For more detailed analysis, DNA sequencing can examine specific genes or the entire protein-coding portion of the genome. Clinical panels typically screen between 61 and 107 genes that have been linked to autism and related neurodevelopmental conditions. DNA is usually collected from a simple blood draw from the child, though prenatal testing through amniocentesis is also possible.

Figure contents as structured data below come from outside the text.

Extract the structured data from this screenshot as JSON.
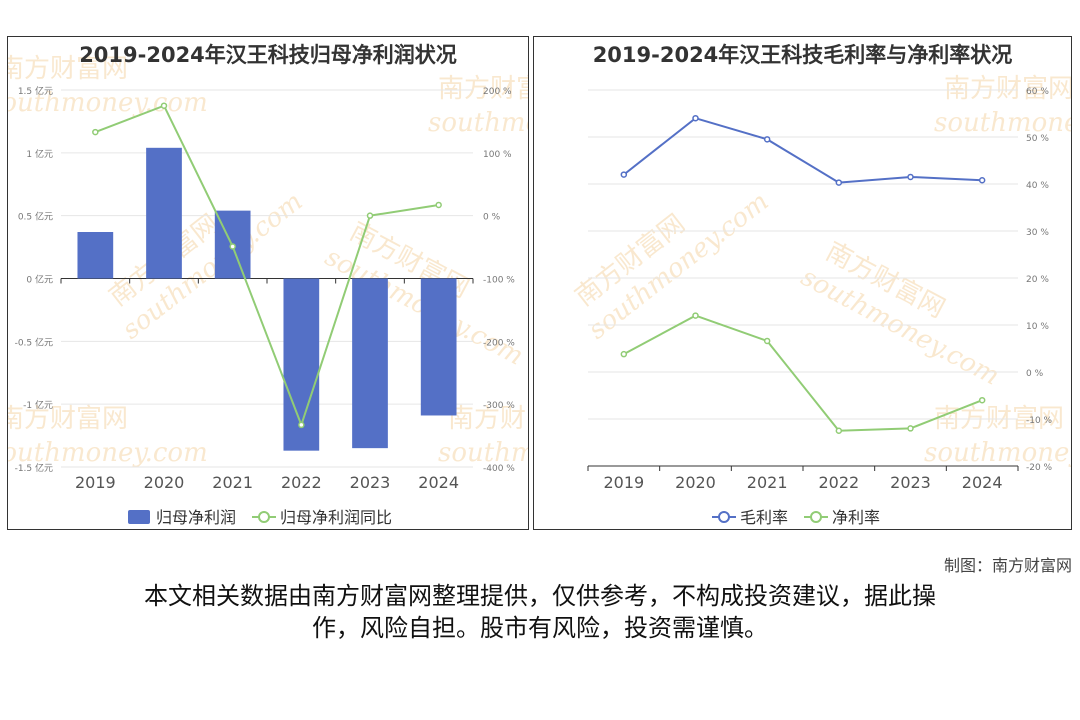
{
  "credit": "制图：南方财富网",
  "disclaimer_line1": "本文相关数据由南方财富网整理提供，仅供参考，不构成投资建议，据此操",
  "disclaimer_line2": "作，风险自担。股市有风险，投资需谨慎。",
  "watermark": {
    "cn": "南方财富网",
    "en": "southmoney.com"
  },
  "colors": {
    "bar": "#5470c6",
    "line_green": "#91cc75",
    "line_blue": "#5470c6",
    "watermark": "#f5d6a8"
  },
  "chart_data": [
    {
      "type": "bar",
      "title": "2019-2024年汉王科技归母净利润状况",
      "categories": [
        "2019",
        "2020",
        "2021",
        "2022",
        "2023",
        "2024"
      ],
      "left_axis": {
        "ticks": [
          1.5,
          1,
          0.5,
          0,
          -0.5,
          -1,
          -1.5
        ],
        "tick_labels": [
          "1.5 亿元",
          "1 亿元",
          "0.5 亿元",
          "0 亿元",
          "-0.5 亿元",
          "-1 亿元",
          "-1.5 亿元"
        ],
        "range": [
          -1.5,
          1.5
        ]
      },
      "right_axis": {
        "ticks": [
          200,
          100,
          0,
          -100,
          -200,
          -300,
          -400
        ],
        "tick_labels": [
          "200 %",
          "100 %",
          "0 %",
          "-100 %",
          "-200 %",
          "-300 %",
          "-400 %"
        ],
        "range": [
          -400,
          200
        ]
      },
      "series": [
        {
          "name": "归母净利润",
          "kind": "bar",
          "axis": "left",
          "values": [
            0.37,
            1.04,
            0.54,
            -1.37,
            -1.35,
            -1.09
          ]
        },
        {
          "name": "归母净利润同比",
          "kind": "line",
          "axis": "right",
          "values": [
            133,
            175,
            -49,
            -333,
            0,
            17
          ]
        }
      ],
      "legend": "bottom",
      "grid": true
    },
    {
      "type": "line",
      "title": "2019-2024年汉王科技毛利率与净利率状况",
      "categories": [
        "2019",
        "2020",
        "2021",
        "2022",
        "2023",
        "2024"
      ],
      "right_axis": {
        "ticks": [
          60,
          50,
          40,
          30,
          20,
          10,
          0,
          -10,
          -20
        ],
        "tick_labels": [
          "60 %",
          "50 %",
          "40 %",
          "30 %",
          "20 %",
          "10 %",
          "0 %",
          "-10 %",
          "-20 %"
        ],
        "range": [
          -20,
          60
        ]
      },
      "series": [
        {
          "name": "毛利率",
          "kind": "line",
          "values": [
            42,
            54,
            49.5,
            40.3,
            41.5,
            40.8
          ]
        },
        {
          "name": "净利率",
          "kind": "line",
          "values": [
            3.8,
            12,
            6.6,
            -12.5,
            -12,
            -6
          ]
        }
      ],
      "legend": "bottom",
      "grid": true
    }
  ]
}
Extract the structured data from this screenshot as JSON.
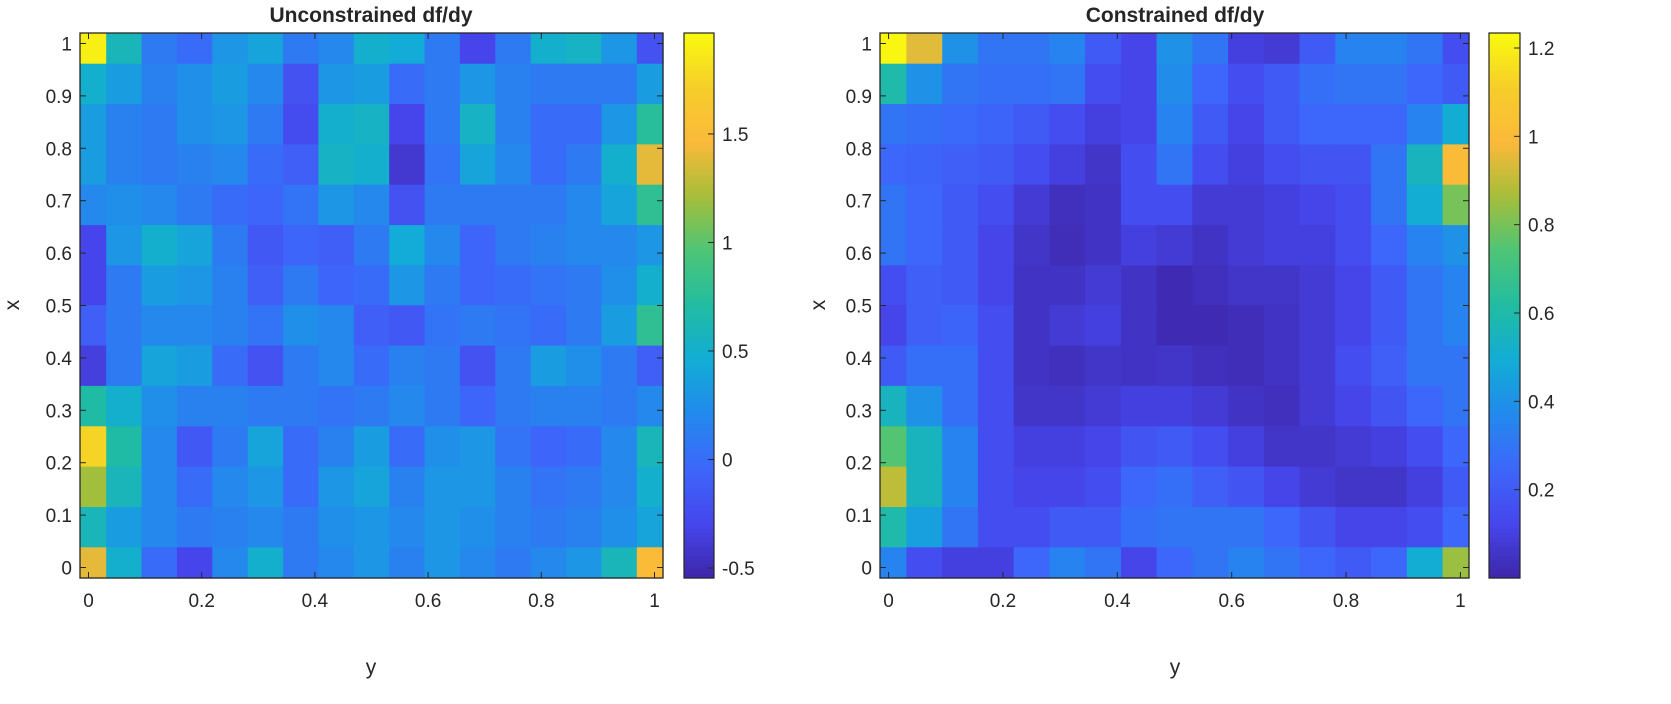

Results often fall into three categories: a clearly disease-causing variant is found, nothing significant is detected, or a “variant of uncertain significance” is identified, meaning a change was found but its role in autism isn’t yet clear. Parents who undergo testing alongside their child (a setup called trio testing) can help clarify whether a variant was inherited or arose spontaneously. If the variant is de novo, it’s reassuring for recurrence risk in future pregnancies. If it was inherited from a parent, siblings may carry the same variant, though that doesn’t guarantee they’ll be autistic.
The Bottom Line on Parental Contribution
Both parents contribute to autism risk, but in different proportions and through different mechanisms. Mothers, on average, pass on more common inherited risk variants, buffered by a female biology that lets them carry those variants without a diagnosis. Fathers contribute through inherited variants as well, but their unique role is in de novo mutations, which increase with age and account for a large share of autism in families with no prior history. Neither parent is “the one” who carries the autism gene, because autism doesn’t work that way. It’s the result of many genetic inputs from both sides, sometimes combined with spontaneous changes that neither parent could have predicted or prevented.